StaLa Rentkastenamt Kastenamtsrechnung von 1647



Die Hochzeit von Hans Koller mit Eva kann nur indirekt mit der ersten, nachgewiesenen Geburt, belegt werden.  
1638 noch ohne die Namensnennung einer  Mutter:
8. (März 1638) Joannii Koler, Haffner, baptizata est filia Catharina, Catharina Michel Ammanns uxor.
Am 8. wurde getauft, Katharina, Tochter des Hafners Johann Koller. Die Taufpatin war Katharina, die Ehefrau des Michael Amann. Kötztinger Pfarrmatrikel Band 1 Seite 290

1636, in der Namensliste des "Status animarum" waren sie allerdings bereits nachweislich verheiratet.
Hannß Kholler  Eva ux (uxoris=Ehefrau)


Bei der nächsten - dokumentierten - Geburt 1642 beim Sohn Johann ist dann die Mutter mit "Eva" vermerkt.
1645 kommt die Tochter Barbara, 1647 der nächste Johann, 1651 dann eine Ursula, 1654 ein Mathias, 1656 ein Eva und 1660 noch einmal ein Mathias. 
Es ist durchaus nicht unüblich, ein und denselben Vornamen Mehrmals zu vergeben. Dies kann manchmal ein Hinweis dafür sein, dass der erste Namensträger bereits verstorben ist. Es ist aber durchaus auch nicht ungewöhnlich zwei oder dreimal einen - lebendigen - Johann als Kind zu haben. Manchmal werden diese Kinder dann, selbst in Urkunden, als Johann der Ältere, Mitterne bzw. Jüngere bezeichnet.
Hier scheint einiges dafür zu sprechen, dass beide "Johannes" überlebt haben, denn in den Jahren 1674 und 1676 finden sich zwei Eheschließungen jeweils eines Koller Hans, beide Söhne des Hans und der Eva.
Doch dazu später:
Nun zuerst bei der ersten Generation der Hafnerfamilie Koller
Viele, viele Kleinigkeiten sind von ihm überliefert, oben am Kapitelanfang steht bereits sein Auftrag, im Schloss den Ofen neu aufzusetzen und mit kacheln zu versehen. Der obige Schaden wurde nicht durch die " Schweden" 1633 angerichtet, sondern passierte derst im Zusammenhang mit dem 2. "Schwedeneinfall" ab dem Jahre 1640 unter General Banier.
Hier nun eine Reihe von "Lebensnachweisen", die meisten aus Rechnungsbüchern der jeweiligen Auftraggeber.
1646 zahlte er 30 Kreuzer für einen Mannsstuhl in der Pfarrkirche.
1651 ist er beim Markt mit 15 Kreuzer in Zahlungsrückstand.
1651 "hat er in der Wohnstuben - des Schlosses, also Kastenamtsrechnung - den Ofen widerumb aufgesezt und 3 Kächel hergeben, auch den Ofen im Khündtstübel abermallen ingleichen den Ofen in der Paustuben ausgepessert." 
Im drauffolgenden Jahr gings im Schloss weiter: " hat im Padtsibl den Offen aufgesezt, hat auch im Thorstibl den Offen von Neuem aufgesezt darzue er 30 Kächeln hergeben".

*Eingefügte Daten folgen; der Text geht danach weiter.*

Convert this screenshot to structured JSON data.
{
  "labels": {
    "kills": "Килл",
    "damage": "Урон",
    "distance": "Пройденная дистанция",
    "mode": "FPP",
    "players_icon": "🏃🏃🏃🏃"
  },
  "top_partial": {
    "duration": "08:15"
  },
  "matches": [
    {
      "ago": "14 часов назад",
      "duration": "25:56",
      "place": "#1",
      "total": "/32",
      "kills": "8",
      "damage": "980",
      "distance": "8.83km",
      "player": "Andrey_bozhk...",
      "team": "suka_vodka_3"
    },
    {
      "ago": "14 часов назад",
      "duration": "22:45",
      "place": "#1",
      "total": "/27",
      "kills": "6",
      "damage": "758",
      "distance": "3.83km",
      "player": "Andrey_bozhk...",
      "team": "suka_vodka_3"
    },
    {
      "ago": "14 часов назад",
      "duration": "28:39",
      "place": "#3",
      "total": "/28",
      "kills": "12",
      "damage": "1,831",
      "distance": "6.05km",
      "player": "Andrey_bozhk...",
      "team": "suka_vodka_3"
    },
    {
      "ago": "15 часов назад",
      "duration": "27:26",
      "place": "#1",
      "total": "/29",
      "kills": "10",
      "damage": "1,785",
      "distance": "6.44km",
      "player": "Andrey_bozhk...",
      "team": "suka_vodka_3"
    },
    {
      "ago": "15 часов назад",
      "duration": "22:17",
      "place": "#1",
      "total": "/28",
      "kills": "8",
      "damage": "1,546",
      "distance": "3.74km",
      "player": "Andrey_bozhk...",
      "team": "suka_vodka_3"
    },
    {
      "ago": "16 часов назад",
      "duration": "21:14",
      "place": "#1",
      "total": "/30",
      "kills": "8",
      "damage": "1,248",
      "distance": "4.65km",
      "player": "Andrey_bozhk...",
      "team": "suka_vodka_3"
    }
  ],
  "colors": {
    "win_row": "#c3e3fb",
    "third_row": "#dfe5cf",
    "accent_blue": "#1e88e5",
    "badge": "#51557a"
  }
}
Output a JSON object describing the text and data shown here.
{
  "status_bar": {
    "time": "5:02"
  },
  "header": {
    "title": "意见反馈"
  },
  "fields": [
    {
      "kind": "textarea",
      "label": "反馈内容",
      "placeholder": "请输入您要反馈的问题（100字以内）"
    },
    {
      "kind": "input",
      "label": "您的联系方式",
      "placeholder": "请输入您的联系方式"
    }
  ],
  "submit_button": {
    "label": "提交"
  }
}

Im Stadtarchiv besitzen wir ein Kleinod, einen dicken Band von Verhörsprotokollen aus den Jahren 1654 und 1655. Der Magistrat war damals auch eine Gerichtsinstanz und  (30 Jahre später hatte sich das Landgericht endgültig diese Fälle angeeignet und dem Markt damit entzogen) noch für Handwerksstreitigkeiten zuständig.
Dies ist solch eine gute Gelegenheit Handwerkssachen und deren jeweilige Monopolstellung im Markt zu erläutern, dass ich den Prozess komplett hier abbilde:
Es geht los:

Verhör gehalten en 11. Juny sein gesessen Wolf Vischer und georg Tenscherz beede Cammerer dann Sigmundt Raidt, Jacob Passauer und Hanß Schreiner des Eüssern Raths

Clag: Eintrag in Hafner Handwerch

Hanns Kholler Hafner, contra Michaeln Grueber Maurer, umb das sich derselbe unbefuegt understehe ihme an seinem erlernten Handtwerch intrag zuthuen, und die Öffen als ein Stimpler (Stümper!)  aufzesezen. Welche Stimplerey in der Wohlforsschnen Policey austruvckhlich verpotten, also dem, Cleger und seinen 5 khleinen Khündern das brodt vor dem Maull abschneidt, bitt deme solches abzeschaffen.

Antwort

Der beclagte sagt, das er nach disem vorybergangnen Khriegslauf, mit Georgen Hauser gewesten Mauerer alhir Öffen gesezt, die Kächel auf 5 Meull wegs herzue getragen, und durch die Burger solches zuthuen, gebetten worden und beschehen, dass man umb den Cleger gahr nichts gewisst, umb willen er nit zünfftig, nich anderwertig einkhaufft, als verhofft beclagter, man werde Ime disfals nichts abschffen, Seitemallen er nach dem Khrieg mit dergleichen Arbeith, weillen kheine Hafner alhir gewesen, vill Nuzen geschafft, wann aber Cleger sein Stimplerey in dem Mauererjandtwerch, als ofenfieß auszesezen, die Ofenhals lenger zemachen, Rauchfeng aufzefüehren und Pachöfen zemachen, verlässt, well er das Ofensezen auch bleiben lassen.

Replic

Cleger ist verstanden (hat die Argumentation des Beklagten verstanden), welle Ime das Beclagten Ausflicht nichts anfechten, beclagter habe nit allein ein guette Nahrung, sondern auch khein Khündt. Zuedeme habe re Cleger seinen lehr und geburtsbrief brüngen müessen, das habe beclagter bißhero noch nit gethan.


Duplic

Bleibt bei seiner Verantworttung

Bschaidt

 Dem Beclagten würdet auferladen, dem Hafner in seinem Handtwerch ainichen eintrag zethuen, herent gegen würdet auch dem Hafner die Mauer Arbeith abgeschafft, und solle der Beclagte zwischen hie und Weihnechten seinen Lehr- und Geburtsbrief zubringen schuldig sein.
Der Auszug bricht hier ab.